Maxim, whose facial expression did not change at all during the entire incident, looked at the man with an otherworldly calm. “You'll do more than ‘see what you can do,' ” he said. “You will get Roman what he needs. Because we also know that you have a young daughter—hiding in the house right now, I think—who you like enough not to banish to . . . how do you say it in English again? . . . horse house.”
“Stable,” Artur offered.
“Yes, she lives in here with people,” Maxim said. “And I hate to sound like movie gangster here, but it would be a terrible shame if something were to happen to her.” He said the last bit while rolling his hands dramatically and delivering the line as though he was embarrassed to even say it. “Besides, we are nice people. This one here is even American.” Maxim gestured at Ned. “You don't want me to have to turn this matter over to Vasilly, do you?”

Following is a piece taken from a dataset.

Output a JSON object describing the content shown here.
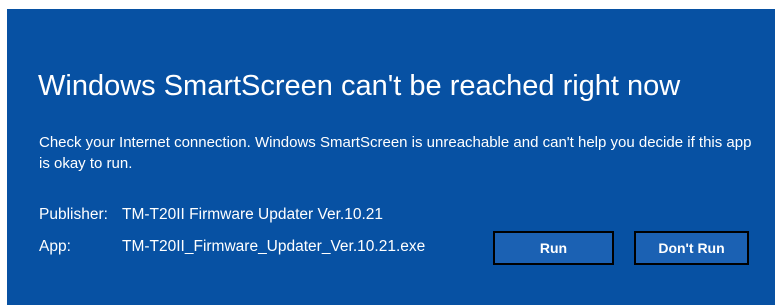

The man, already terrified, lost even more color. “Vasilly. Vasilly is real?”
Maxim smiled and nodded.
“I'll call Roman's man tomorrow.”
“I thought you would,” Maxim said. “But there's just one little problem.” The room fell silent as Maxim turned towards Ned, who had been doing nothing but standing and watching since the boy collapsed out of his grasp. “Our new associate . . . no, our friend . . . he is our friend,” Maxim said with what Ned thought was implied warmness. “He is new and we need to know we can trust him. So . . . how do I put this delicately? . . . he's going to have to hurt either your son or your wife.”
“What?”
“You heard me. Choose.”
“Do it to me.”
Maxim made a disappointed noise with his tongue and teeth. “I'm sorry, I can't do that. It would be pointless. Choose between the two. Or maybe we should involve Sarah?”
The father didn't hesitate. He looked down and said, “My wife.”
The woman screamed and tried to run, but Artur caught her. He pinned her arms behind her back. Maxim sidled over, his gun still aimed at the father's face. He handed Ned his knife. The woman looked at Ned, staring deeply into his eyes. The look on her face was of pure hatred. It was clear she expected no mercy.